Два года назад она покидала вещи в саквояж, вытащила из папиного секретера 150 рублей — сумасшедшие деньги! Она сначала взяла один кредитный билет в 100 рублей, украшенный портретом Екатерины II, потом, поколебавшись, присоединила к ней еще купюру в пятьдесят. Тут почему-то ей стало стыдно, и она вернула ассигнацию с портретом Николая I на место, но вдруг разозлилась на себя за мягкотелость и воссоединила внука с бабушкой. Быстрым гимназическим почерком набросала на листке, вырванном из тетради что-то вроде: «Мама-папа, сестры Юля-Катя, прощайте, стремлюсь к лучшей жизни, простите, если доставляю горе, лучше порадуйтесь за меня!» — и кинулась на вокзал, где Десницкий галантно подсадил ее на подножку вагона второго класса:

— Прошу вас, Клавдия Серафимовна!

А она, гордо тряхнув головой, отрепетированно сказала:

— Зовите меня Клодет Сорель, Даниил Петрович.

Десницкий согнулся в поклоне, и ей показалось, что глумливо улыбнулся. Ну и черт с ним.

Кроме театра, ролей и музыки ее ужасно волновал вопрос потери невинности. Ну, посудите сами, как можно работать в столичном театре, блистать на сцене и покорять сердца мужчин, будучи девственницей? Но для избавления от этой досадной обузы надо было безошибочно выбрать того, кто, во-первых, оценит этот дар по достоинству, а во-вторых, благодарно откроет ей широкую дорогу в мир русского искусства.

Конечно, на роль первопроходца лучше всего подходил Десницкий, в конце концов, распределение ролей и вообще карьера зависели от него. Но тут Клодет поджидал первый сюрприз.

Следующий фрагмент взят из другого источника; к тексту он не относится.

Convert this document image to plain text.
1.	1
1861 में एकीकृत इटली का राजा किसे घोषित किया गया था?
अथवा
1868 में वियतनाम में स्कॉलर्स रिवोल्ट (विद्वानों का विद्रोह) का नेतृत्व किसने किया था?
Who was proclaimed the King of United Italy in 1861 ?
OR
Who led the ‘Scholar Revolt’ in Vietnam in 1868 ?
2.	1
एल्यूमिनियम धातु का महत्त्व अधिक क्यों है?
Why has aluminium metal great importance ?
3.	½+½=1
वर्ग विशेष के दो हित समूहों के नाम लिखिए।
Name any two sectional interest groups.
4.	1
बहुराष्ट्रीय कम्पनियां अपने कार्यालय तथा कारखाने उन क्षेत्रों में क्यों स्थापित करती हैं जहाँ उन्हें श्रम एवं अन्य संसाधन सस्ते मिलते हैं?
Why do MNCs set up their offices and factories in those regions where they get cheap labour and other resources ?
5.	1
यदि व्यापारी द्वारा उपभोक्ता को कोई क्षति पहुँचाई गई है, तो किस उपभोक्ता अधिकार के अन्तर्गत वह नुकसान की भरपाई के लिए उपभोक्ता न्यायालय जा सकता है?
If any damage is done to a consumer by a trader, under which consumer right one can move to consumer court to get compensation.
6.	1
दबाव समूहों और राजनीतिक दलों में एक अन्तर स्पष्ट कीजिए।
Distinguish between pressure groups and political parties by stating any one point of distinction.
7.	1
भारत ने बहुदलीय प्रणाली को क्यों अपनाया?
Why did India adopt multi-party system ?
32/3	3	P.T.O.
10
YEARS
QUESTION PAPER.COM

Как только состав отошел от самарского перрона, как Клодет немедленно затащили в купе режиссера, где уже открывались бутылки, выставлялась снедь, повизгивали актрисы и перебирал струны гитары усатый красавчик, очень похожий на сутенера. Она еле дождалась, трясясь от решимости, когда все песни были спеты и весь запрещенный коньячок выпит. Откуда он только брался в таких количествах, при сухом-то законе? В Самаре его, например, было не достать. Папа, правда, умудрялся как-то, но на то он и купец, Серафим Сорокин.

Артисты, покачиваясь (от качки вагона, исключительно от нее, от разболтанности императорских железных дорог!), вынесли трагика, потерявшего способность передвигаться самостоятельно, и тогда Клодет, наконец, решилась. Одев свое лучшее белье (это был такой ужас, как она сейчас понимала!), резко распахнула дверь в купе Десницкого, который самозабвенно целовался с Никишей Нифонтовым, тем самым молодым актером, что так ей понравился в роли Жадова и который, собственно, и направил ее к режиссеру, после чего жизнь самарской провинциалки кардинальным образом изменилась. Между прочим, в списке претендентов на лишение невинности этот Нифонтов шел вторым номером.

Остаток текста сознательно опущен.